After two ultra-modern and sleek electro-dance albums (2007’s “Light at the End of the World” and 2011’s “Tomorrow’s World”) notable for big arrangements and massive walls of sound, the duo veered in a more retro and stripped-down direction while remaining largely upbeat on 2014’s excellent “The Violet Flame.” “World Be Gone” continues to ignore the latest pop music trends, instead relying on rich and vintage sounding synths and Bell’s sonorous, theatrical vocals, which are often intertwined with deftly arranged, multi-layered background vocals. The mood is more contemplative than anything Erasure has released since 2005’s sadly overlooked “Nightbird,” and while “World Be Gone” might not equal that album’s superb songcraft, it’s certainly a worthy addition to the duo’s catalog.
The album’s opener and first single, “Love You to the Sky,” is a classic Erasure pop anthem, with a sweeping chorus and Andy Bell’s vocals as rich and expressive as ever. After this upbeat opening, though, the album turns inward and reflective. The superb “Be Careful What You Wish For!” is a yearning ballad with an exquisite vocal arrangement, one of the album’s finest moments, and sets the tone for much of what is to come.
The downbeat vibe continues with the weary and haunting title track and the stark break-up ballad “The Bitter Parting,” Bell’s voice taking center stage over Vince Clarke’s spare but lovely electronic accompaniment. Another powerful ballad, the album’s second single “Still It’s Not Over,” is yet another example of the depth of Erasure’s songcraft. Bell’s delivers his vocals with the gravitas and emotional power the song requires.
Perhaps even more impressive is “Take Me Out of Myself,” a wrenchingly personal track with genuine feeling in both Bell’s vocal and Clarke’s sublime retro electronic mastery. “Sweet Summer Loving” is a devotional love song with a lushly beautiful chorus that positively glows with sincerity.
“World Be Gone” closes with “Just a Little Love,” perhaps the brightest and most upbeat pop song on the album. It’s a smart move. The duo knows they’ve delivered a collection of songs that appeal to the heart and the head more than to dancing under flashing lights or singing along in the car, but almost as if to prove they can still deliver a killer pop tune, they unleash “Just a Little Love” as the perfect sendoff. It’s an obvious choice for a single at some point.

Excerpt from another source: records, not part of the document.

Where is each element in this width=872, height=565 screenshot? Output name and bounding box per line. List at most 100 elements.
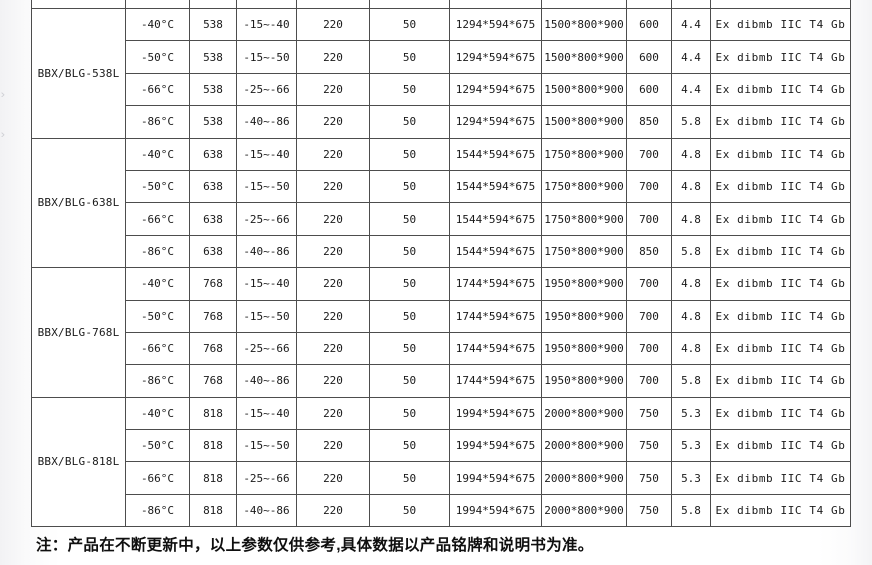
cell-volume: 818 <box>189 396 237 431</box>
cell-range: -15~-40 <box>236 396 297 431</box>
cell-inner_size: 1994*594*675 <box>449 461 542 495</box>
cell-current: 4.4 <box>671 7 711 42</box>
cell-range: -15~-40 <box>236 7 297 42</box>
cell-inner_size: 1544*594*675 <box>449 169 542 204</box>
cell-frequency: 50 <box>369 234 450 269</box>
cell-temp: -40°C <box>125 267 190 301</box>
partial-cell <box>31 0 126 9</box>
partial-cell <box>296 0 370 9</box>
cell-frequency: 50 <box>369 202 450 236</box>
cell-volume: 638 <box>189 234 237 269</box>
table-row: -50°C 638 -15~-50 220 50 1544*594*675 1750*800… <box>32 169 851 204</box>
cell-outer_size: 1750*800*900 <box>541 137 627 171</box>
cell-voltage: 220 <box>296 267 370 301</box>
partial-cell <box>125 0 190 9</box>
cell-volume: 638 <box>189 169 237 204</box>
chevron-decor-icon: › <box>0 89 6 101</box>
cell-voltage: 220 <box>296 396 370 431</box>
cell-voltage: 220 <box>296 429 370 463</box>
cell-current: 5.3 <box>671 396 711 431</box>
cell-volume: 818 <box>189 461 237 495</box>
cell-ex_mark: Ex dibmb IIC T4 Gb <box>710 493 851 528</box>
table-row: -86°C 638 -40~-86 220 50 1544*594*675 1750*800… <box>32 234 851 269</box>
cell-inner_size: 1294*594*675 <box>449 40 542 74</box>
cell-outer_size: 2000*800*900 <box>541 396 627 431</box>
cell-voltage: 220 <box>296 105 370 139</box>
cell-model: BBX/BLG-638L <box>31 137 126 269</box>
cell-model: BBX/BLG-818L <box>31 396 126 528</box>
cell-voltage: 220 <box>296 331 370 366</box>
cell-temp: -40°C <box>125 396 190 431</box>
cell-power: 700 <box>626 331 672 366</box>
cell-frequency: 50 <box>369 137 450 171</box>
partial-cell <box>626 0 672 9</box>
cell-power: 700 <box>626 137 672 171</box>
cell-temp: -66°C <box>125 72 190 107</box>
cell-ex_mark: Ex dibmb IIC T4 Gb <box>710 169 851 204</box>
cell-range: -15~-40 <box>236 267 297 301</box>
cell-range: -15~-50 <box>236 169 297 204</box>
cell-current: 4.8 <box>671 331 711 366</box>
cell-current: 4.8 <box>671 267 711 301</box>
cell-current: 4.8 <box>671 202 711 236</box>
cell-temp: -40°C <box>125 7 190 42</box>
table-row: -86°C 768 -40~-86 220 50 1744*594*675 1950*800… <box>32 364 851 398</box>
table-row: BBX/BLG-768L -40°C 768 -15~-40 220 50 1744*594… <box>31 267 851 398</box>
cell-volume: 818 <box>189 493 237 528</box>
cell-current: 5.3 <box>671 429 711 463</box>
cell-temp: -86°C <box>125 364 190 398</box>
cell-inner_size: 1744*594*675 <box>449 364 542 398</box>
cell-voltage: 220 <box>296 169 370 204</box>
cell-range: -15~-50 <box>236 299 297 333</box>
cell-ex_mark: Ex dibmb IIC T4 Gb <box>710 105 851 139</box>
table-row: -66°C 538 -25~-66 220 50 1294*594*675 1500*800… <box>32 72 851 107</box>
cell-ex_mark: Ex dibmb IIC T4 Gb <box>710 234 851 269</box>
cell-voltage: 220 <box>296 461 370 495</box>
cell-power: 700 <box>626 267 672 301</box>
cell-inner_size: 1744*594*675 <box>449 331 542 366</box>
cell-inner_size: 1994*594*675 <box>449 396 542 431</box>
cell-inner_size: 1544*594*675 <box>449 137 542 171</box>
cell-range: -25~-66 <box>236 202 297 236</box>
cell-outer_size: 1500*800*900 <box>541 105 627 139</box>
table-row: -86°C 538 -40~-86 220 50 1294*594*675 1500*800… <box>32 105 851 139</box>
cell-temp: -66°C <box>125 331 190 366</box>
cell-current: 4.8 <box>671 299 711 333</box>
cell-power: 750 <box>626 429 672 463</box>
cell-outer_size: 1950*800*900 <box>541 267 627 301</box>
cell-outer_size: 1500*800*900 <box>541 7 627 42</box>
cell-ex_mark: Ex dibmb IIC T4 Gb <box>710 364 851 398</box>
cell-frequency: 50 <box>369 267 450 301</box>
cell-volume: 768 <box>189 364 237 398</box>
table-row: -50°C 538 -15~-50 220 50 1294*594*675 1500*800… <box>32 40 851 74</box>
partial-cell <box>189 0 237 9</box>
cell-outer_size: 1750*800*900 <box>541 169 627 204</box>
cell-inner_size: 1744*594*675 <box>449 299 542 333</box>
cell-outer_size: 1950*800*900 <box>541 331 627 366</box>
cell-voltage: 220 <box>296 72 370 107</box>
cell-voltage: 220 <box>296 40 370 74</box>
cell-current: 4.4 <box>671 72 711 107</box>
cell-outer_size: 2000*800*900 <box>541 429 627 463</box>
cell-range: -40~-86 <box>236 105 297 139</box>
table-row: -50°C 818 -15~-50 220 50 1994*594*675 2000*800… <box>32 429 851 463</box>
cell-current: 4.8 <box>671 137 711 171</box>
cell-frequency: 50 <box>369 364 450 398</box>
cell-outer_size: 1950*800*900 <box>541 299 627 333</box>
cell-frequency: 50 <box>369 40 450 74</box>
cell-power: 750 <box>626 461 672 495</box>
product-spec-table: BBX/BLG-538L -40°C 538 -15~-40 220 50 1294*594… <box>31 0 851 528</box>
cell-frequency: 50 <box>369 331 450 366</box>
cell-temp: -50°C <box>125 299 190 333</box>
cell-range: -15~-50 <box>236 429 297 463</box>
cell-outer_size: 2000*800*900 <box>541 461 627 495</box>
cell-model: BBX/BLG-538L <box>31 8 126 139</box>
cell-ex_mark: Ex dibmb IIC T4 Gb <box>710 72 851 107</box>
table-row: BBX/BLG-538L -40°C 538 -15~-40 220 50 1294*594… <box>31 7 851 139</box>
cell-inner_size: 1544*594*675 <box>449 234 542 269</box>
cell-power: 850 <box>626 105 672 139</box>
cell-current: 5.8 <box>671 364 711 398</box>
cell-ex_mark: Ex dibmb IIC T4 Gb <box>710 202 851 236</box>
table-row: BBX/BLG-638L -40°C 638 -15~-40 220 50 1544*594… <box>31 137 851 269</box>
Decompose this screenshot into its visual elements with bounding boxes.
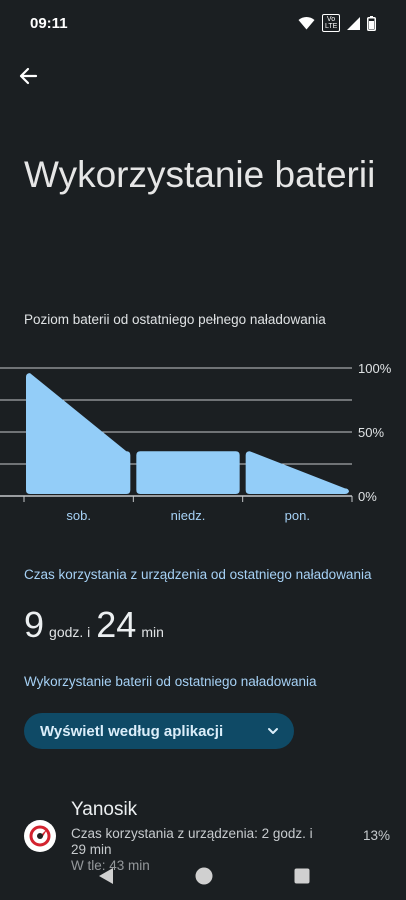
y-tick-label: 0% <box>358 489 377 504</box>
status-bar: 09:11 Vo LTE <box>0 0 406 44</box>
recents-square-icon[interactable] <box>292 866 312 886</box>
app-name: Yanosik <box>71 799 138 820</box>
home-circle-icon[interactable] <box>194 866 214 886</box>
battery-segment-3 <box>245 451 349 494</box>
yanosik-app-icon <box>24 820 56 852</box>
battery-segment-2 <box>136 451 240 494</box>
chart-caption: Poziom baterii od ostatniego pełnego nał… <box>24 312 326 327</box>
signal-icon <box>347 16 360 30</box>
system-icons: Vo LTE <box>298 14 376 32</box>
battery-usage-label: Wykorzystanie baterii od ostatniego nała… <box>24 674 317 689</box>
app-background-time: W tle: 43 min <box>71 858 150 873</box>
x-tick-label: niedz. <box>171 508 206 523</box>
app-battery-percent: 13% <box>362 828 390 843</box>
screen-time-value: 9 godz. i 24 min <box>24 604 170 646</box>
volte-icon: Vo LTE <box>322 14 340 32</box>
wifi-icon <box>298 16 315 30</box>
chevron-down-icon <box>268 728 278 734</box>
navigation-bar <box>0 852 406 900</box>
screen-time-hours: 9 <box>24 604 45 645</box>
y-tick-label: 50% <box>358 425 384 440</box>
view-by-app-label: Wyświetl według aplikacji <box>40 722 224 740</box>
arrow-left-icon <box>19 67 38 85</box>
battery-icon <box>367 15 376 31</box>
screen-time-label: Czas korzystania z urządzenia od ostatni… <box>24 567 372 582</box>
x-tick-label: pon. <box>285 508 310 523</box>
battery-segment-1 <box>26 373 131 494</box>
screen-time-hours-unit: godz. i <box>49 624 91 640</box>
app-screen-time: Czas korzystania z urządzenia: 2 godz. i… <box>71 826 313 857</box>
app-usage-row-yanosik[interactable]: Yanosik Czas korzystania z urządzenia: 2… <box>0 792 406 882</box>
y-tick-label: 100% <box>358 361 392 376</box>
view-by-app-dropdown[interactable]: Wyświetl według aplikacji <box>24 713 294 749</box>
screen-time-minutes: 24 <box>96 604 137 645</box>
screen-time-minutes-unit: min <box>141 624 164 640</box>
x-tick-label: sob. <box>66 508 91 523</box>
page-title: Wykorzystanie baterii <box>24 154 376 195</box>
clock: 09:11 <box>30 15 68 32</box>
battery-level-chart: 100% 50% 0% sob. niedz. pon. <box>0 361 392 523</box>
back-triangle-icon[interactable] <box>96 866 116 886</box>
back-button[interactable] <box>14 62 42 90</box>
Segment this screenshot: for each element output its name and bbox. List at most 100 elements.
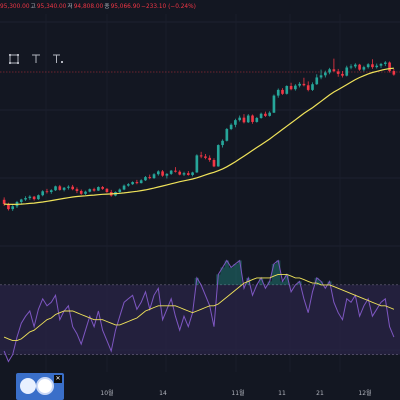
moving-average-line [4,67,394,206]
video-thumbnail[interactable]: ✕ [16,373,64,400]
candle-body [165,173,169,176]
candle-body [259,113,263,119]
candle-body [302,83,306,86]
candle-body [122,185,126,190]
candle-body [242,117,246,123]
candle-body [255,118,259,122]
candle-body [144,177,147,181]
thumbnail-shape-2 [36,377,54,395]
candle-body [75,189,79,191]
candle-body [45,191,49,193]
candle-body [139,180,143,184]
candle-body [186,173,190,175]
candle-body [298,83,301,86]
rsi-line [3,259,395,363]
x-tick-label: 21 [316,390,324,397]
candle-body [392,71,396,75]
candle-body [19,199,23,202]
candle-body [349,66,353,68]
candle-body [221,140,224,146]
candle-body [169,170,173,174]
candle-body [379,63,383,66]
candle-body [362,67,366,70]
change-value: −233.10 (−0.24%) [141,4,196,10]
text-icon[interactable] [25,51,47,67]
candle-body [341,73,344,76]
text-sub-icon[interactable] [47,51,69,67]
candle-body [238,117,242,121]
candle-body [7,203,10,210]
high-value: 95,340.00 [36,4,67,10]
candle-body [332,69,336,72]
high-label: 고 [30,4,36,10]
candle-body [366,64,370,68]
x-tick-label: 11 [278,390,286,397]
close-value: 95,066.90 [110,4,141,10]
candle-body [62,187,66,190]
x-tick-label: 11월 [231,389,244,397]
x-tick-label: 10월 [100,389,113,397]
candle-body [388,62,391,72]
low-label: 저 [67,4,73,10]
close-icon[interactable]: ✕ [54,375,62,383]
candle-body [216,145,220,167]
candle-body [319,75,323,78]
candle-body [84,191,87,194]
open-value: 95,300.00 [0,4,30,10]
candle-body [306,85,310,90]
candle-body [2,199,6,204]
candle-body [336,71,340,74]
candle-body [24,198,27,200]
candle-body [208,157,212,161]
candle-body [276,89,280,96]
candle-body [37,195,40,200]
rsi-ma-line [3,273,395,342]
square-icon[interactable] [3,51,25,67]
candle-body [225,129,229,141]
candle-body [285,85,289,94]
rsi-overbought-fill [194,260,332,285]
candle-body [101,187,104,189]
candle-body [92,189,96,191]
candle-body [156,171,160,175]
candle-body [161,171,164,176]
candle-body [204,156,207,158]
candle-body [174,170,177,172]
candle-body [178,171,182,175]
candle-body [353,64,357,67]
candle-body [41,191,45,196]
candle-body [182,173,186,175]
candle-body [212,160,216,167]
candle-body [54,186,57,191]
candle-body [131,182,134,185]
candle-body [324,72,327,76]
candle-body [148,177,152,179]
candle-body [358,64,361,70]
candle-body [127,184,130,186]
candle-body [28,196,32,199]
candle-body [195,155,199,173]
candle-body [58,186,62,190]
candle-body [234,120,237,125]
candle-body [371,64,374,68]
candle-body [191,172,194,175]
candle-body [67,186,70,188]
candle-body [246,115,250,123]
candle-body [135,182,139,184]
candle-body [32,196,36,200]
candle-body [345,67,349,76]
candle-body [97,187,100,191]
ohlc-header: 95,300.00고95,340.00저94,808.00종95,066.90−… [0,0,400,14]
candle-body [375,65,379,68]
candle-body [289,85,293,90]
candle-body [49,190,53,193]
close-label: 종 [104,4,110,10]
candle-body [294,85,297,90]
thumbnail-shape [20,378,36,394]
low-value: 94,808.00 [73,4,104,10]
candle-body [251,115,254,122]
candle-body [281,89,284,94]
candle-body [105,188,109,193]
candle-body [88,189,92,192]
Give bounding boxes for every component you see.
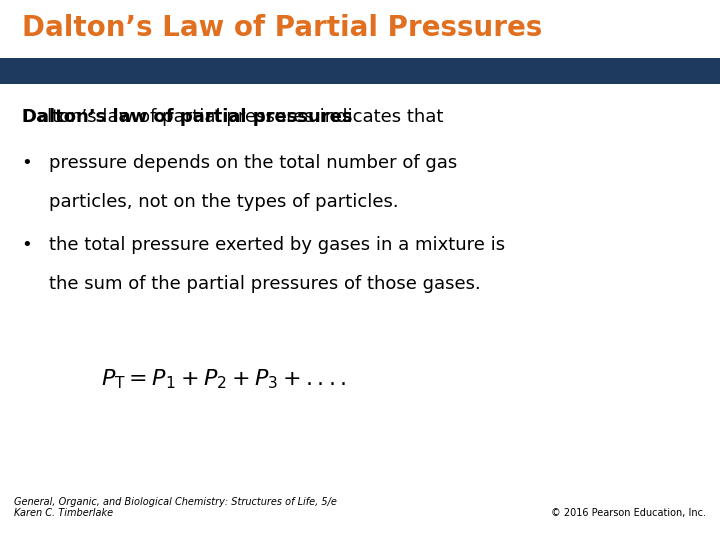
Text: particles, not on the types of particles.: particles, not on the types of particles… bbox=[49, 193, 399, 212]
Text: General, Organic, and Biological Chemistry: Structures of Life, 5/e
Karen C. Tim: General, Organic, and Biological Chemist… bbox=[14, 497, 337, 518]
Bar bbox=[0, 0, 720, 65]
Text: the sum of the partial pressures of those gases.: the sum of the partial pressures of thos… bbox=[49, 275, 481, 293]
Text: Dalton’s Law of Partial Pressures: Dalton’s Law of Partial Pressures bbox=[22, 14, 542, 42]
Text: $\mathit{P}_\mathrm{T} = \mathit{P}_\mathrm{1} + \mathit{P}_\mathrm{2} + \mathit: $\mathit{P}_\mathrm{T} = \mathit{P}_\mat… bbox=[101, 367, 346, 391]
Text: Dalton’s law of partial pressures: Dalton’s law of partial pressures bbox=[22, 108, 352, 126]
Bar bbox=[0, 58, 720, 84]
Text: pressure depends on the total number of gas: pressure depends on the total number of … bbox=[49, 154, 457, 172]
Text: •: • bbox=[22, 237, 32, 254]
Text: •: • bbox=[22, 154, 32, 172]
Text: the total pressure exerted by gases in a mixture is: the total pressure exerted by gases in a… bbox=[49, 237, 505, 254]
Text: © 2016 Pearson Education, Inc.: © 2016 Pearson Education, Inc. bbox=[551, 508, 706, 518]
Text: Dalton’s law of partial pressures indicates that: Dalton’s law of partial pressures indica… bbox=[22, 108, 443, 126]
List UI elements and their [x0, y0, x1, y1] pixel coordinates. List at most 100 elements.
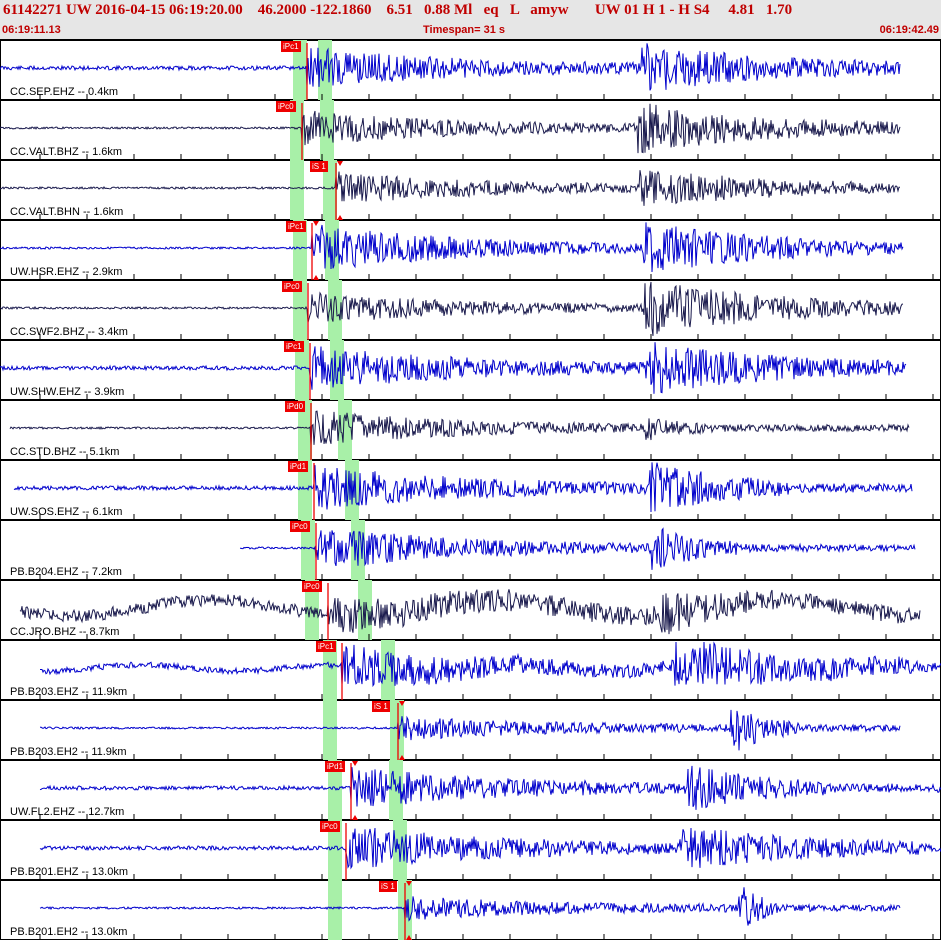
phase-pick-label[interactable]: iPc1: [284, 341, 304, 352]
trace-panel[interactable]: [0, 100, 941, 160]
event-author: amyw: [530, 2, 569, 18]
station-channel-label: UW.SHW.EHZ -- 3.9km: [10, 386, 125, 398]
trace-panel[interactable]: [0, 280, 941, 340]
phase-window-band: [328, 280, 342, 340]
seismogram-trace: [39, 887, 901, 926]
phase-pick-label[interactable]: iPd1: [325, 761, 346, 772]
phase-pick-label[interactable]: iPc0: [276, 101, 296, 112]
phase-window-band: [328, 820, 342, 880]
station-channel-label: UW.HSR.EHZ -- 2.9km: [10, 266, 123, 278]
pick-marker-top-icon: [399, 701, 405, 706]
event-lat: 46.2000: [257, 2, 307, 18]
phase-window-band: [323, 700, 337, 760]
trace-panel[interactable]: [0, 460, 941, 520]
trace-panel-border: [0, 700, 941, 760]
seismogram-trace: [39, 709, 901, 751]
event-summary-line: 61142271 UW 2016-04-15 06:19:20.00 46.20…: [3, 2, 939, 22]
event-gtype: L: [509, 2, 519, 18]
seismogram-trace: [9, 410, 910, 446]
waveform-panels[interactable]: iPc1 CC.SEP.EHZ -- 0.4km iPc0 CC.VALT.BHZ -…: [0, 40, 941, 940]
seismogram-trace: [0, 103, 901, 154]
seismogram-trace: [0, 342, 907, 394]
phase-window-band: [295, 340, 309, 400]
phase-window-band: [323, 640, 337, 700]
pick-marker-top-icon: [406, 881, 412, 886]
phase-window-band: [390, 700, 404, 760]
phase-window-band: [298, 460, 312, 520]
phase-pick-label[interactable]: iPd1: [288, 461, 309, 472]
phase-window-band: [290, 100, 304, 160]
station-channel-label: PB.B204.EHZ -- 7.2km: [10, 566, 122, 578]
phase-pick-label[interactable]: iPc1: [286, 221, 306, 232]
event-value-1: 4.81: [728, 2, 755, 18]
phase-window-band: [338, 400, 352, 460]
timespan: Timespan= 31 s: [423, 24, 506, 36]
seismogram-trace: [0, 281, 904, 336]
trace-panel[interactable]: [0, 220, 941, 280]
trace-panel[interactable]: [0, 880, 941, 940]
seismogram-trace: [13, 462, 913, 513]
trace-panel[interactable]: [0, 580, 941, 640]
seismogram-trace: [40, 641, 941, 688]
station-channel-label: CC.SWF2.BHZ -- 3.4km: [10, 326, 128, 338]
seismogram-trace: [39, 765, 941, 810]
phase-window-band: [320, 100, 334, 160]
trace-panel[interactable]: [0, 340, 941, 400]
phase-pick-label[interactable]: iS 1: [310, 161, 328, 172]
station-channel-label: CC.VALT.BHN -- 1.6km: [10, 206, 124, 218]
start-time: 06:19:11.13: [2, 24, 61, 36]
pick-marker-top-icon: [337, 161, 343, 166]
trace-panel[interactable]: [0, 700, 941, 760]
phase-pick-label[interactable]: iPd0: [285, 401, 306, 412]
trace-panel[interactable]: [0, 760, 941, 820]
phase-window-band: [328, 880, 342, 940]
phase-pick-label[interactable]: iPc0: [282, 281, 302, 292]
station-channel-label: PB.B203.EH2 -- 11.9km: [10, 746, 127, 758]
phase-window-band: [293, 280, 307, 340]
pick-marker-bottom-icon: [399, 755, 405, 760]
seismogram-trace: [39, 827, 941, 870]
trace-panel-border: [0, 280, 941, 340]
phase-window-band: [298, 400, 312, 460]
trace-panel[interactable]: [0, 640, 941, 700]
phase-pick-label[interactable]: iPc0: [302, 581, 322, 592]
phase-window-band: [328, 760, 342, 820]
event-datetime: 2016-04-15 06:19:20.00: [95, 2, 243, 18]
phase-pick-label[interactable]: iS 1: [372, 701, 390, 712]
trace-panel[interactable]: [0, 820, 941, 880]
station-channel-label: CC.SEP.EHZ -- 0.4km: [10, 86, 118, 98]
phase-window-band: [358, 580, 372, 640]
phase-pick-label[interactable]: iPc1: [281, 41, 301, 52]
seismogram-trace: [0, 222, 904, 273]
trace-panel[interactable]: [0, 160, 941, 220]
phase-window-band: [323, 160, 337, 220]
event-type: eq: [483, 2, 499, 18]
phase-window-band: [301, 520, 315, 580]
station-channel-label: PB.B201.EH2 -- 13.0km: [10, 926, 128, 938]
trace-panel[interactable]: [0, 400, 941, 460]
phase-window-band: [293, 220, 307, 280]
event-magnitude: 0.88 Ml: [423, 2, 473, 18]
trace-panel[interactable]: [0, 40, 941, 100]
pick-marker-bottom-icon: [313, 275, 319, 280]
phase-pick-label[interactable]: iPc0: [320, 821, 340, 832]
pick-marker-bottom-icon: [406, 935, 412, 940]
station-channel-label: PB.B201.EHZ -- 13.0km: [10, 866, 128, 878]
pick-marker-top-icon: [313, 221, 319, 226]
station-channel-label: PB.B203.EHZ -- 11.9km: [10, 686, 128, 698]
phase-pick-label[interactable]: iS 1: [379, 881, 397, 892]
trace-panel[interactable]: [0, 520, 941, 580]
seismogram-trace: [239, 527, 916, 570]
station-channel-label: CC.VALT.BHZ -- 1.6km: [10, 146, 123, 158]
end-time: 06:19:42.49: [879, 24, 939, 36]
station-channel-label: CC.STD.BHZ -- 5.1km: [10, 446, 120, 458]
station-channel-label: CC.JRO.BHZ -- 8.7km: [10, 626, 120, 638]
pick-marker-bottom-icon: [352, 815, 358, 820]
event-info-bar: 61142271 UW 2016-04-15 06:19:20.00 46.20…: [0, 0, 941, 40]
waveform-canvas[interactable]: [0, 40, 941, 940]
phase-pick-label[interactable]: iPc1: [316, 641, 336, 652]
event-depth: 6.51: [386, 2, 413, 18]
phase-pick-label[interactable]: iPc0: [290, 521, 310, 532]
station-channel-label: UW.SOS.EHZ -- 6.1km: [10, 506, 123, 518]
seismogram-trace: [0, 170, 900, 206]
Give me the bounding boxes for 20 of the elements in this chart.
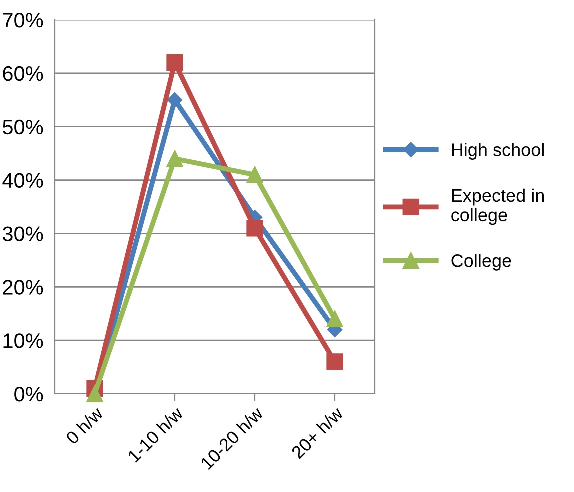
point (166, 54, 184, 72)
point (246, 220, 264, 237)
point (167, 92, 183, 108)
x-tick-label: 0 h/w (64, 406, 104, 446)
legend-label: College (452, 254, 512, 271)
legend-label: Expected in college (452, 188, 544, 226)
point (326, 354, 344, 370)
y-tick-label: 70% (3, 13, 44, 28)
x-tick-label: 20+ h/w (290, 406, 344, 460)
y-tick-label: 30% (2, 226, 44, 242)
y-tick-label: 20% (3, 280, 44, 295)
legend-label: High school (452, 143, 544, 160)
point (166, 150, 184, 168)
point (246, 166, 264, 184)
y-tick-label: 50% (3, 120, 44, 135)
y-tick-label: 60% (3, 66, 44, 82)
y-tick-label: 10% (4, 334, 44, 348)
point (326, 310, 344, 328)
y-tick-label: 0% (14, 387, 44, 402)
y-tick-label: 40% (2, 173, 44, 188)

While Erasure generally stays within the lines of its melodic template of high energy synth-pop, each album has a distinct vibe and the duo isn’t afraid to allow their creativity to take them in directions fans might not expect. This fearlessness and creativity is the key to their longevity, and is often overlooked. “World Be Gone” has already notched the duo their highest debut on the UK album chart since 1994’s “I Say, I Say, I Say” became their fourth straight chart-topper, which bodes well for the album’s future.
Erasure enjoys a sizable contingent of dedicated fans in the US, but are largely ignored by mainstream radio and most music media. The typical Top 40 radio listener in America (at least those of a certain age) might be familiar with “A Little Respect,” “Chains of Love,” and perhaps “Always,” despite the fact that the duo has enjoyed dozens of international hits. “World Be Gone” isn’t likely to change that, but it deserves to be heard. It’s not an immediately impactful album and there are few obvious pop-friendly hooks, but with repeated listens, its slow and subtle power becomes evident. Sometimes Erasure is dismissed (unfairly) as lightweight; “World Be Gone” is yet another example of how this characterization is utterly and completely wrong.